Audit operations against platform criteria: response times, cancellations, reviews, photos. Operational management tools help maintain consistency. These metrics determine visibility more than ever.
Adopt automation to stay competitive as platforms deploy AI
Platforms are using AI to reshape search, recommendations, and guest service. Property managers need automated tools to keep pace with these changes.
Make listings AI-ready with comprehensive descriptions, detailed amenities, and quality photos. AI systems surface properties based on content quality, and incomplete information hurts visibility.
Use consolidated analytics to track performance across platforms. Each OTA emphasizes different success metrics (Airbnb’s Superhost status, Booking.com’s Genius participation, Expedia’s conversion rates). Integrated dashboards let you monitor all these metrics in one place to identify which platforms and strategies drive the best results.
Optimize for mobile booking behavior
Mobile drives the majority of bookings (Airbnb 62%, Booking.com mid-50s). Ensure mobile-friendly photos, scannable descriptions, and frictionless flows.

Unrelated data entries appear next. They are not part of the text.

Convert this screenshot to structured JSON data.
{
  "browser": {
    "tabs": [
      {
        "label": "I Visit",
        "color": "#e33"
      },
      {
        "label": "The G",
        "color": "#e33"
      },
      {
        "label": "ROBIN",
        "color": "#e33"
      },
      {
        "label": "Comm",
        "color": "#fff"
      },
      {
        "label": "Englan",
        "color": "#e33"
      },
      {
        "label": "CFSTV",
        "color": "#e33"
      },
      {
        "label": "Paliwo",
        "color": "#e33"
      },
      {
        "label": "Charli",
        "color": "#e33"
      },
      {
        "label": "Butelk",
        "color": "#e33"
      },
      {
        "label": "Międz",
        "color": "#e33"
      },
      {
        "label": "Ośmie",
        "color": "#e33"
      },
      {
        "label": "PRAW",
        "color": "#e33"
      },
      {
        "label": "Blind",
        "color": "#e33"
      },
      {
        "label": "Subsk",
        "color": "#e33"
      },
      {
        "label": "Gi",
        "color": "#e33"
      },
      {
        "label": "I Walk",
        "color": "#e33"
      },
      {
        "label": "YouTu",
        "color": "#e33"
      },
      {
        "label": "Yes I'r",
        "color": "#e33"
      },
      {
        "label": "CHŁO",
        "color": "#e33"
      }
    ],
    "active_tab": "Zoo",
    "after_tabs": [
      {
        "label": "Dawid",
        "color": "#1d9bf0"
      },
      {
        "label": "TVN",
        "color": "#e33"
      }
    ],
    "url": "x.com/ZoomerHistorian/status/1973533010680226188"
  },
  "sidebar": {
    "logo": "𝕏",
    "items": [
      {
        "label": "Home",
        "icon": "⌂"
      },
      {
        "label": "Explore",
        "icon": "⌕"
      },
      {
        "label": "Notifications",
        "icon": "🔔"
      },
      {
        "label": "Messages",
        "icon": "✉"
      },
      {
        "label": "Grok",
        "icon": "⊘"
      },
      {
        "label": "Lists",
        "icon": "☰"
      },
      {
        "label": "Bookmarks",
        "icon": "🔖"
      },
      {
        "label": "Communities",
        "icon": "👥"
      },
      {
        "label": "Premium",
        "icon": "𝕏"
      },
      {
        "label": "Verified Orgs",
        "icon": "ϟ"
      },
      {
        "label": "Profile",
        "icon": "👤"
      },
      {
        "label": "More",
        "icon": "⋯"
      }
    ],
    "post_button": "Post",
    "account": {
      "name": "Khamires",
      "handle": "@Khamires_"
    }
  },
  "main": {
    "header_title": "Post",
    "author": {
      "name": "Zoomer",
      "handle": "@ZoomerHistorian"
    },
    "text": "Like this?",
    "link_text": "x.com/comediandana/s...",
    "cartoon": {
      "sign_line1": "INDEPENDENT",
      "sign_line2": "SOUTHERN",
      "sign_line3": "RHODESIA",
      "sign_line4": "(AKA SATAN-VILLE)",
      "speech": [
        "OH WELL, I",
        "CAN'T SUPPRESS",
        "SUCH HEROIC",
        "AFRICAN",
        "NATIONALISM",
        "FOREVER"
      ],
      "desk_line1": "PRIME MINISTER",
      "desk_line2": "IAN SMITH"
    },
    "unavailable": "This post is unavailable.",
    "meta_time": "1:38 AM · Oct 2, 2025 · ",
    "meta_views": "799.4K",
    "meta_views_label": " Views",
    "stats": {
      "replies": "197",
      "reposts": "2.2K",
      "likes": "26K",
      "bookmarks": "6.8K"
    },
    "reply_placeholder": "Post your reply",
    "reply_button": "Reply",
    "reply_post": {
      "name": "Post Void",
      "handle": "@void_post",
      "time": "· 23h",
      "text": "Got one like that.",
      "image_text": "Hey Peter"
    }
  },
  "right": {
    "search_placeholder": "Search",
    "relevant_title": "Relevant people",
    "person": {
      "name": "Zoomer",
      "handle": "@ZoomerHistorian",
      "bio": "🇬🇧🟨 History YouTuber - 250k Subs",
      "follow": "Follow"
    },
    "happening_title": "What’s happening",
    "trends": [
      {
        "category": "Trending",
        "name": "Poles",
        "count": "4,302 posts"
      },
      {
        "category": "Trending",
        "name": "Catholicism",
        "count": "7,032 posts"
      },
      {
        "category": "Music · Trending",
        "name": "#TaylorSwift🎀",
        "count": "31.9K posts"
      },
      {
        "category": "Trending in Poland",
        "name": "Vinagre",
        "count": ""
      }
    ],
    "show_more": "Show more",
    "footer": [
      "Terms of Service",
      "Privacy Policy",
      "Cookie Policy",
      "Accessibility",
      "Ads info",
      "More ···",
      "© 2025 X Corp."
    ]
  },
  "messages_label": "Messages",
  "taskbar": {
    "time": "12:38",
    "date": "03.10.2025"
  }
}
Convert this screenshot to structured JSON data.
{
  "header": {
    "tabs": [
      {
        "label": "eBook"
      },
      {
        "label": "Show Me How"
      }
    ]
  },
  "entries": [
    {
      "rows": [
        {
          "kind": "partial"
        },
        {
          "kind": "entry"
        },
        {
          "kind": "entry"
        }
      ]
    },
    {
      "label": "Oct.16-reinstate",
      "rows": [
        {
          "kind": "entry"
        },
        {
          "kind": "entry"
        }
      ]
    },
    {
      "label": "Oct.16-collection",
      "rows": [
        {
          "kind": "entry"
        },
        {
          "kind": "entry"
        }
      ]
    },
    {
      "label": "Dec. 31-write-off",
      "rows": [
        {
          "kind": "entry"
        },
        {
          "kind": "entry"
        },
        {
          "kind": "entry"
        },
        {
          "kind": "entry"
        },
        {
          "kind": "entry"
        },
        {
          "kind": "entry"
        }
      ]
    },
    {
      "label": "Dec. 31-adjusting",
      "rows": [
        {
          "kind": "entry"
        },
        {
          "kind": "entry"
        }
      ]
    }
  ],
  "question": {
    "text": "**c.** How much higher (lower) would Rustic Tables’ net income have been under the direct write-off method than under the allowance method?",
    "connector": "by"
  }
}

Flexible payment options gain traction
Flexible payment features saw strong adoption in Q3. Seventy percent of U.S. Airbnb users chose the platform’s Reserve Now, Pay Later option, which Airbnb plans to expand to more countries in 2026. This shift shows travelers value payment flexibility, particularly in markets where consumers are managing discretionary spending carefully.
Platforms are diverging in their strategies. Airbnb pushes into services and experiences, Booking.com builds Connected Trip, Expedia stabilizes technology while Vrbo recovers. Each creates distinct opportunities for property managers.
Success requires different approaches by market. Hosts need operational excellence through better pricing and quality differentiation. Property managers who adapt operations to platform priorities, maintain exceptional quality, and use integrated property management tools to execute consistently across channels will be best positioned for sustained success.